The women jumped through these hoops to accommodate what they thought were men’s “innate” needs. Lamont notes, “Women believed they must adjust their behavior to men’s natural, unchanging desires.” Women also believed that men didn’t really want to be in exclusive relationships or to marry, so seeing the men jump through certain courtship hoops meant that they, the women, were valued. Women also often agreed to exclusivity before they were comfortable because they believed that a commitment-ready man was hard to find. Lamont notes, “As a result, women frequently ended up prioritizing men’s desires.”

However, and this is important, Dr. Lamont said that perpetuating these gender roles was often framed as personal preference rather than a cultural directive that they were continuing. “Women would say things like, ‘Oh, it’s just my personality that I like to be the one asked out, I’m shy.'”

Then Comes Marriage—With Many, Many Years to be Pissed off About the Dishes

©dingbat2005/flickr

While most of the women wanted—and even engineered—conventional courtship rituals, they all expressed a desire for a marriage in which breadwinning, child care and housework were shared equally. The men, self-identified as progressives and feminists themselves, also professed to want egalitarian marriages. But once married, the couples fell into conventional roles regarding cooking and housekeeping.

“In fact,” said Dr. Lamont said, “many of the men who expressed a strong commitment to feminism twisted themselves in knots trying to justify an unequal division of household labor. They would say things like, ‘Oh, cooking’s her thing. It’s her hobby.’ Or, ‘doing dishes is her thing. My thing is… sitting on the couch, not doing dishes.'”

Again, this was framed—by both the men and the women—as a personal preference: The woman just happens to like a clean house more than the man does; having clean laundry just happens to be more important to the woman than to the man. Participants were unable to see the structural, cultural edifices behind their behavior, believing that everything they did was just the result of individual quirks. Like the quirk of enjoying a clean kitchen and a hot meal every night.
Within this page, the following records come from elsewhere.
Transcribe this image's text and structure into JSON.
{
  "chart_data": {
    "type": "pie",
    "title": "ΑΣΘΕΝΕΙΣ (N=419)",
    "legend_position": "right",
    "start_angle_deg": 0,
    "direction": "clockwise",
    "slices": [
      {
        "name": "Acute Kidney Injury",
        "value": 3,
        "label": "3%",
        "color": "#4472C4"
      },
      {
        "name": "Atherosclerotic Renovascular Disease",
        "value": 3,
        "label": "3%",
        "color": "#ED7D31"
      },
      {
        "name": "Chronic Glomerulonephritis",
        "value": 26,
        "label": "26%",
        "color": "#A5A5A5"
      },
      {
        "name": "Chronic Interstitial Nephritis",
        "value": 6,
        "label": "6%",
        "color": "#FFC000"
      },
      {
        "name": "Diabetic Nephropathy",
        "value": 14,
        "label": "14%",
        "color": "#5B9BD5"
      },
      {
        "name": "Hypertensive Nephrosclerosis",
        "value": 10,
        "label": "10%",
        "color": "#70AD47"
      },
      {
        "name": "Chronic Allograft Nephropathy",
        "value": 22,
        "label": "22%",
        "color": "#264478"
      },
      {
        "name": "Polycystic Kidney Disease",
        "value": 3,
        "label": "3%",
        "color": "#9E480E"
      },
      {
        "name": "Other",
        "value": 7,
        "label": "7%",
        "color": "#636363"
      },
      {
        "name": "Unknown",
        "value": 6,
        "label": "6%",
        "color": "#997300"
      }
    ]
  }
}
“Women were left waiting around and subverting their own goals or creating narratives that hid their agency.”

Lamont writes that “privileged men continue to ‘talk the talk,’ but fail to ‘walk the walk.’ The women, who also insisted that these entrenched gender roles are a matter of personal choice, were both victims of and perpetrators of gender inequality.”

Lamont concludes, “Internalizing the belief that proactive behavior would make them a less worthy partner, [women] either policed or concealed their behaviors in an effort to conform to the presumed needs and desires of men, revealing just how constrained women continue to be in their romantic relationships, even as they appear to take genuine pleasure in these conventions. This approach benefited men at the expense of women, as women were left waiting around and subverting their own goals or creating narratives that hid their agency.”

Lamont also notes that this makes things worse for women in positions of less power than the study’s middle-class sample: “Unfortunately, this approach not only limits the options for more privileged women, it also reinforces norms for women whose limited resources provide them with fewer opportunities to challenge gender inequality.”

So while we might understand from these two studies that both men and women are perpetuating conventional gender roles in romance—it’s the men who are benefitting from them. By sticking with the rules of traditional courtship, which are often unspoken, privilege accrues to the men in heterosexual relationships—the privilege of having agency in one’s dating life, the privilege of watching the Yankees while someone else puts away the groceries. The privilege, in my friend’s husband’s case, of not knowing where the cleaning rags are.